Dans la pénombre du couloir, Benozzo Gozzoli
semblait présider à une cérémonie rituelle. Sous sa
directive, les deux jeunes moines apprentis
préparaient les couleurs pour le maître. A la lueur
d'une lampe fumeuse, le premier broyait le
travertin, y ajoutant parfois une trainée de colle.
L'autre novice écrasait des grenats et du cinabre
dans un mortier. C'était la cuisine des anges où
s'élaboraient les teintes qui allaient bientôt
couvrir la chaux mouillé du mur. Elles allaient y
perdre instantanément leur éclat, mais le
bienheureux frère Angelico connaissait exactement
l'intensité qu'elles retrouveraient en séchant. Car
l'Angelico savait tout : « Je peins avec le
bleu du Paradis », disait-il en étendant
l'azuline sur la robe de Marie.
Une journée commençait, semblable à celles d'hier et
d'avant-hier et pourtant différente. Gozzoli, qui
vénérait son maître, constatait, en le regardant
peindre, combien les scènes dont il décorait peu à
peu les murs du monastère se distinguaient les unes
des autres par leurs couleurs et leur composition.

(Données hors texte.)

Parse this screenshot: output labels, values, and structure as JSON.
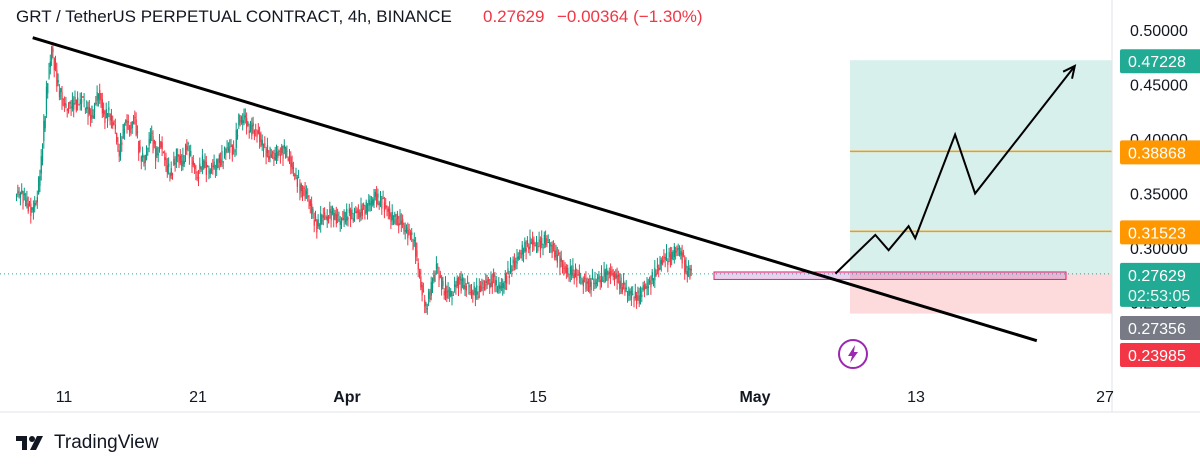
{
  "header": {
    "symbol_title": "GRT / TetherUS PERPETUAL CONTRACT, 4h, BINANCE",
    "last_price": "0.27629",
    "change": "−0.00364 (−1.30%)",
    "change_color": "#f23645"
  },
  "footer": {
    "brand": "TradingView"
  },
  "chart_data": {
    "type": "candlestick",
    "title": "GRT / TetherUS PERPETUAL CONTRACT, 4h, BINANCE",
    "y_axis": {
      "ticks": [
        "0.20000",
        "0.25000",
        "0.30000",
        "0.35000",
        "0.40000",
        "0.45000",
        "0.50000"
      ],
      "tick_values": [
        0.2,
        0.25,
        0.3,
        0.35,
        0.4,
        0.45,
        0.5
      ],
      "range": [
        0.195,
        0.51
      ]
    },
    "x_axis": {
      "ticks": [
        "11",
        "21",
        "Apr",
        "15",
        "May",
        "13",
        "27"
      ],
      "bold_ticks": [
        "Apr",
        "May"
      ]
    },
    "price_badges": [
      {
        "label": "0.47228",
        "value": 0.47228,
        "bg": "#22ab94"
      },
      {
        "label": "0.38868",
        "value": 0.38868,
        "bg": "#ff9800"
      },
      {
        "label": "0.31523",
        "value": 0.31523,
        "bg": "#ff9800"
      },
      {
        "label": "0.27629",
        "value": 0.27629,
        "bg": "#22ab94",
        "sub": "02:53:05"
      },
      {
        "label": "0.27356",
        "value": 0.27356,
        "bg": "#787b86"
      },
      {
        "label": "0.23985",
        "value": 0.23985,
        "bg": "#f23645"
      }
    ],
    "trendline": {
      "from": [
        "Mar 10",
        0.493
      ],
      "to": [
        "May 26",
        0.215
      ]
    },
    "position": {
      "entry": 0.27629,
      "target": 0.47228,
      "stop": 0.23985,
      "tp_levels": [
        0.38868,
        0.31523
      ],
      "profit_color": "#22ab94",
      "loss_color": "#f23645"
    },
    "zone": {
      "top": 0.278,
      "bottom": 0.273,
      "color": "#9c27b0"
    },
    "projection": [
      [
        "May 8",
        0.2765
      ],
      [
        "May 11",
        0.312
      ],
      [
        "May 12",
        0.298
      ],
      [
        "May 13.5",
        0.32
      ],
      [
        "May 14",
        0.309
      ],
      [
        "May 17",
        0.404
      ],
      [
        "May 18.5",
        0.35
      ],
      [
        "May 26",
        0.467
      ]
    ],
    "series": [
      {
        "name": "",
        "values": [
          0.35,
          0.343,
          0.335,
          0.342,
          0.38,
          0.442,
          0.483,
          0.452,
          0.437,
          0.428,
          0.433,
          0.432,
          0.436,
          0.423,
          0.425,
          0.445,
          0.42,
          0.423,
          0.413,
          0.386,
          0.415,
          0.41,
          0.418,
          0.384,
          0.381,
          0.405,
          0.385,
          0.397,
          0.376,
          0.368,
          0.386,
          0.375,
          0.395,
          0.38,
          0.365,
          0.38,
          0.37,
          0.373,
          0.378,
          0.385,
          0.393,
          0.388,
          0.417,
          0.42,
          0.409,
          0.409,
          0.4,
          0.391,
          0.386,
          0.384,
          0.387,
          0.389,
          0.378,
          0.365,
          0.353,
          0.348,
          0.333,
          0.32,
          0.33,
          0.328,
          0.332,
          0.325,
          0.326,
          0.332,
          0.33,
          0.333,
          0.335,
          0.339,
          0.347,
          0.344,
          0.339,
          0.33,
          0.327,
          0.325,
          0.315,
          0.312,
          0.298,
          0.266,
          0.245,
          0.263,
          0.283,
          0.265,
          0.26,
          0.257,
          0.27,
          0.266,
          0.264,
          0.259,
          0.26,
          0.267,
          0.268,
          0.271,
          0.262,
          0.268,
          0.278,
          0.287,
          0.295,
          0.3,
          0.305,
          0.302,
          0.303,
          0.308,
          0.303,
          0.294,
          0.285,
          0.276,
          0.279,
          0.276,
          0.271,
          0.265,
          0.268,
          0.271,
          0.274,
          0.276,
          0.276,
          0.27,
          0.264,
          0.258,
          0.254,
          0.255,
          0.265,
          0.268,
          0.276,
          0.285,
          0.291,
          0.29,
          0.3,
          0.296,
          0.279,
          0.276
        ]
      }
    ]
  }
}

Certes, on ne pouvait se méprendre sur l'identité de
l'artiste : il n'existait pas, dans toute l'Italie,
une autre main capable de donner à ses personnages
des visages et des attitudes exprimant autant la
sincérité de la foi, mais chaque fresque, chaque
tableau reflétait une inspiration qui variait au gré
d'une vie intérieure dont les impulsions lui
étaient, assurait-il, dictée par Dieu.
On disait que les élèves de Fra Angélico sortaient
transformés de sa fréquentation à la fois laborieuse
et paternelle. Cela avait été vrai pour Gentile da
Fabriano dont ses admirateurs assuraient que
« dans la peinture il avait la main semblable à
son nom » et pour Domenico di Michelino.
C'était vrai aussi pour Benozzo Gozzoli qui
s'imprégnait chaque jour davantage de l'enseignement
mystique du maître. A vingt-trois ans, l'ancien
compagnon des Imbrattaleli avait pourtant eu une
adolescence dissipée. Comme la plupart des jeunes
peintres de l'époque, il avait commencé par
apprendre à dessiner chez un orfèvre puis avait
délaissé l'établi pour tâter de la vie plus
aventureuse du sculpteur et du peintre. Il avait
travaillé un moment en qualité d'aide de Ghiberti
pour la seconde porte du baptistère de Florence et
avait commencé une vie de nomade sur les chantiers
d'Ombrie et du Latium. Grand, solide, le visage brut
de formes, il était le type même du jeune Florentin
tenté par l'aventure, qui ne s'encombrait guère de
scrupules. On l'aurait bien vu dans une ligne de
hallebardiers au service d'un condottiere. Il avait
préféré le pinceau et ne s'en trouvait pas mal,
jusqu'au moment où, mêlé à une rixe sanglante, il
avait dû quitter dans l'heure ses amis romains et
gagner Florence.
Peut-être serait-il devenu le mauvais garçon que ses
frasques et sa fuite précipitée annonçaient si le
hasard ne lui avait pas fait rencontrer le sculpteur
Gentini dont la bonté palliait le manque d'envergure
et qui, d'un passage rapide chez les novices de San
Domenico da Fiesole, avait gardé depuis sa jeunesse
l'affection de Fra Giovanni.
- Tu cherches un travail ? Avait-il dit à Gozzoli.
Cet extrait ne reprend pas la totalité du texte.